Oefenen met wat opgaven

Opgave 1.

Glucose (C6H12O6) kan worden omgezet in alcohol (C2H5OH) en koolstofdioxide. Hierbij is glucose de enige beginstof.

a] Geef de reactievergelijking.

b] Bereken hoeveel gram alcohol kan ontstaan als je 100 mL 0,30 M glucose op deze manier laat reageren.

 

 

Opgave 2.

Waterstofperoxide (zie binas 66B) kan ontleden tot water en zuurstof.

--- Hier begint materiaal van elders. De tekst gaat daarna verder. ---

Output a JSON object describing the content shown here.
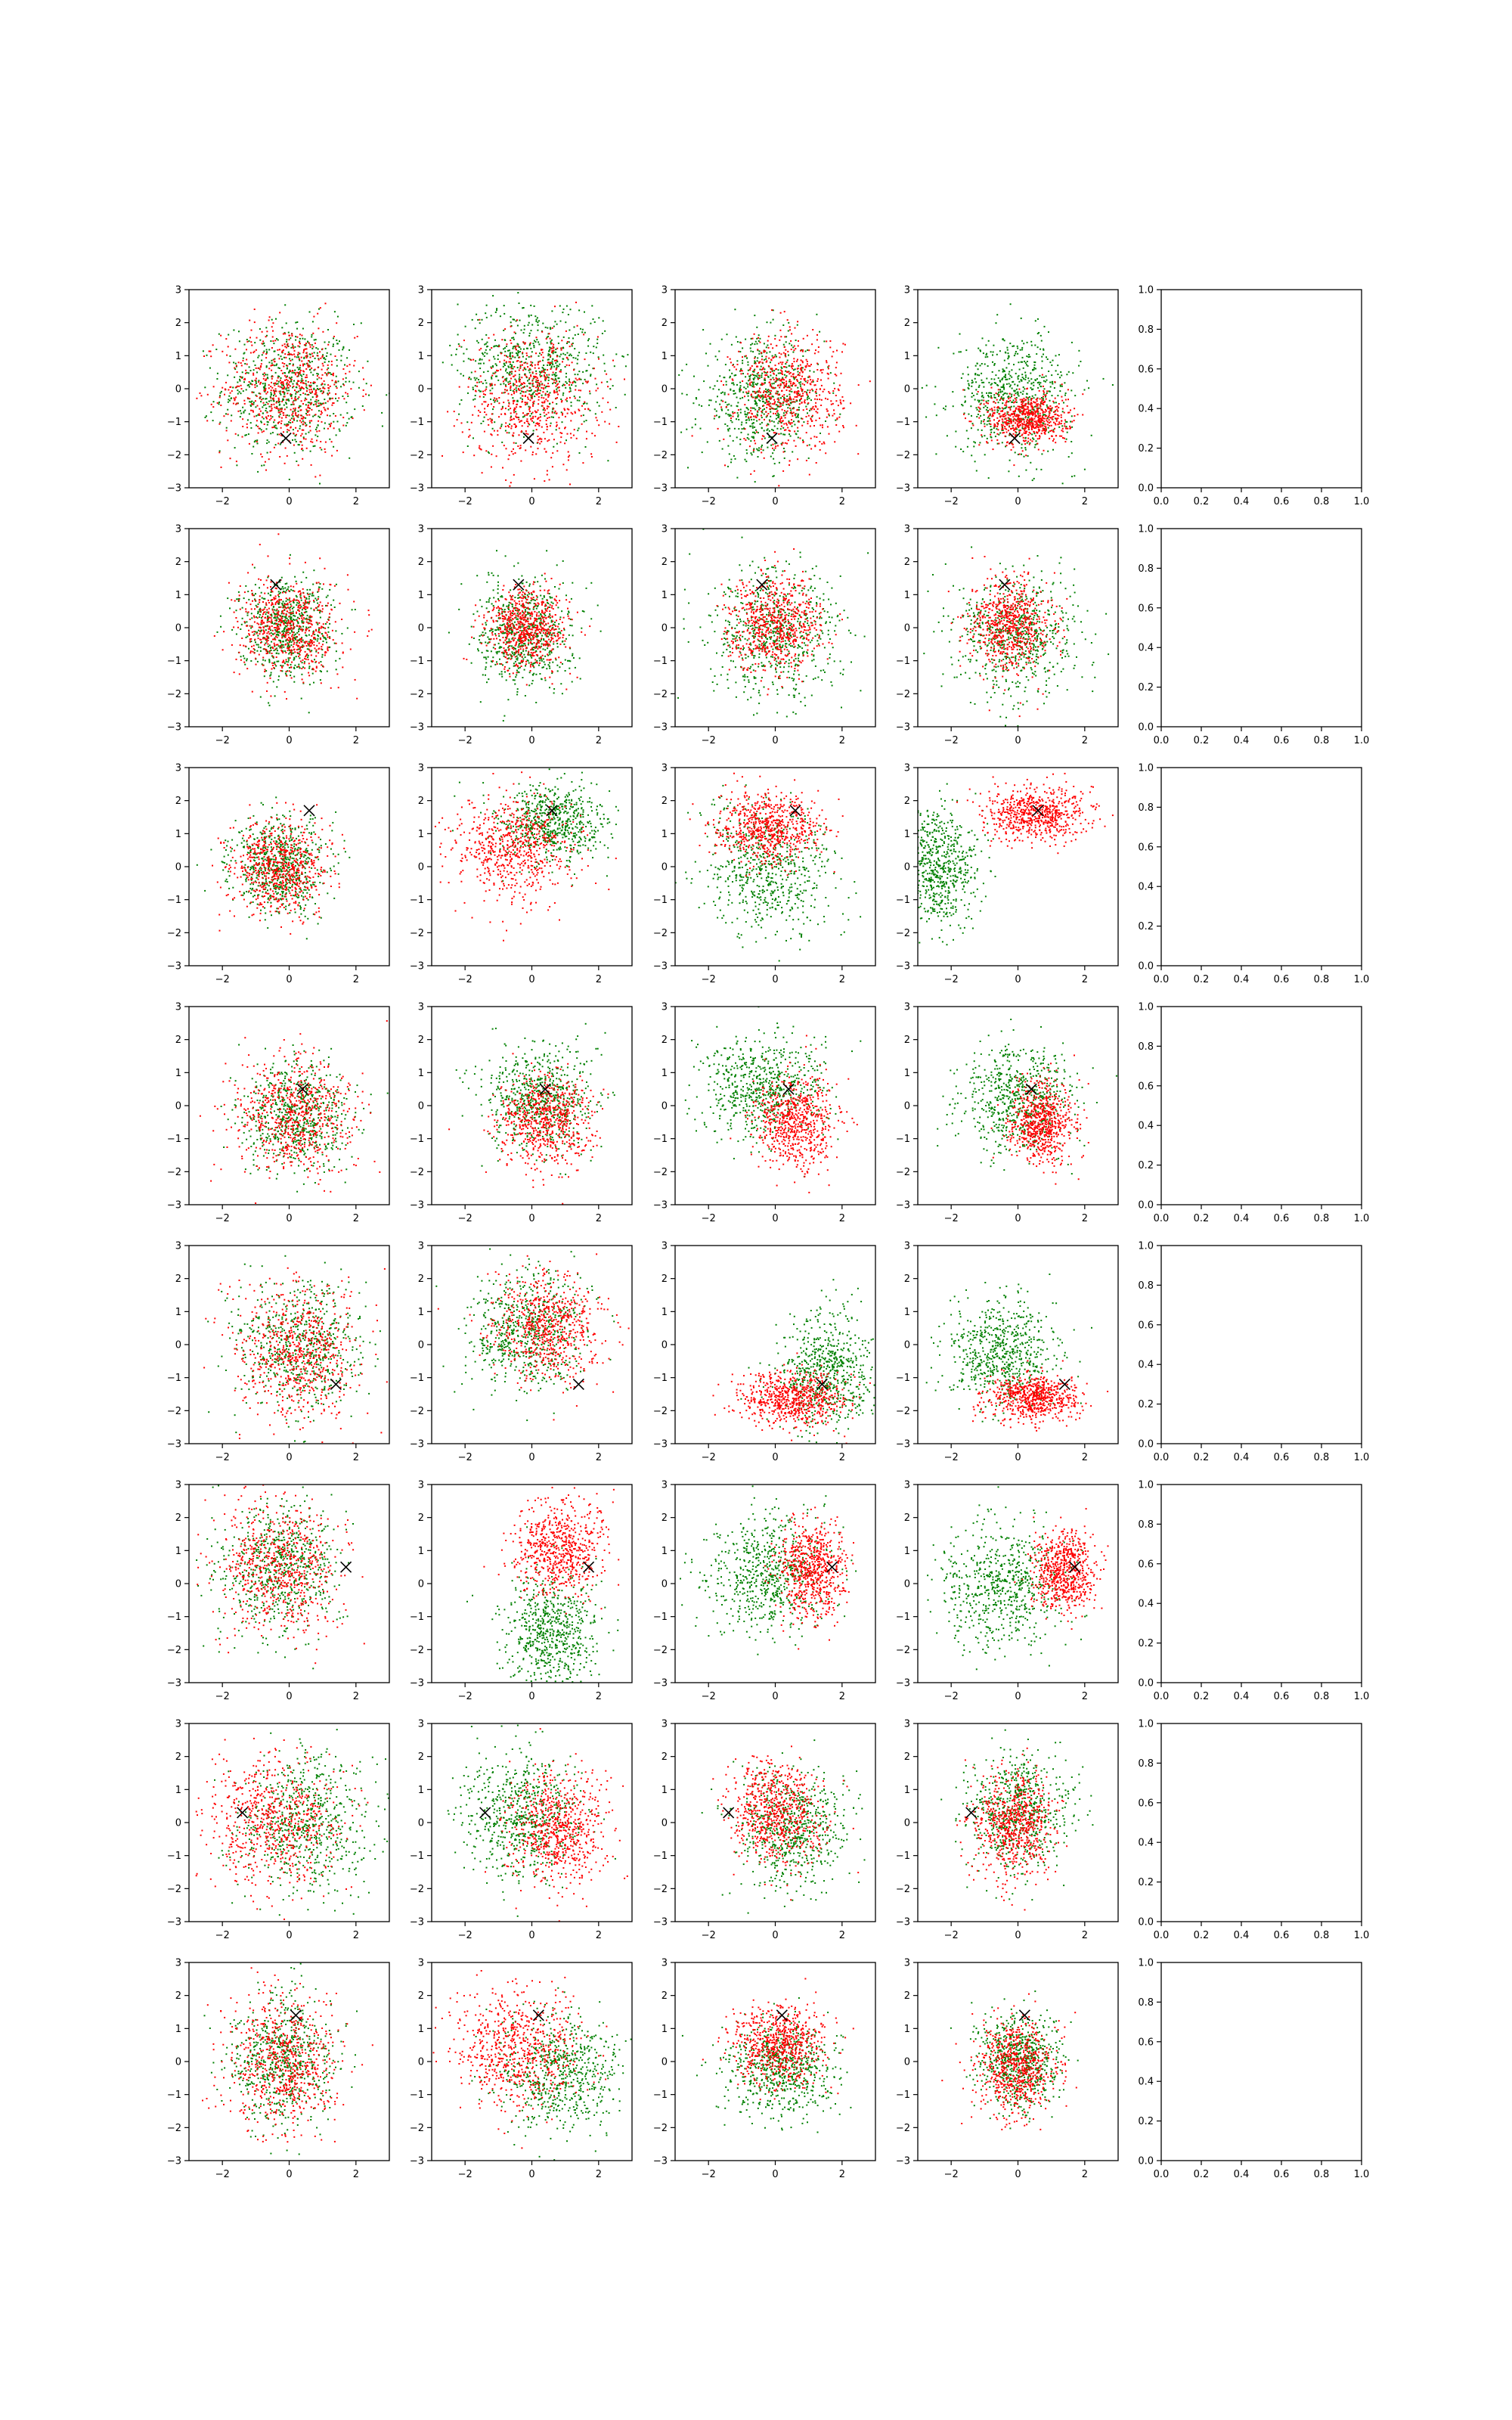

a] Geef de reactievergelijking.

b] Bereken hoeveel mL 0,20 M waterstofperoxide nodig is om 400 mg zuurstof te maken.

 

 

Opgave 3.

Met oplossingen van calciumchloride en natriumfosfaat kun je een neerslagreactie uitvoeren waarbij calciumfosfaat ontstaat. Deze reactie vindt plaats: 3 Ca2+ + 2 PO43- → Ca3(PO4)2 Bereken hoeveel gram calciumfosfaat je kunt maken met 300 mL 0,12 M calciumchloride en een overmaat natriumfosfaatoplossing.

 

 

Opgave 4.

a] Bereken hoeveel mL 0,080 M zilvernitraatoplossing nodig is om 100 mg zilvercarbonaat te maken via deze reactie: 2 Ag+(aq) + CO32-(aq) → Ag2CO3(s)

b] Voor deze reactie wordt 200 mL 0,10 M natriumcarbonaatoplossing gebruikt. Laat zien of natriumcarbonaat in overmaat aanwezig is.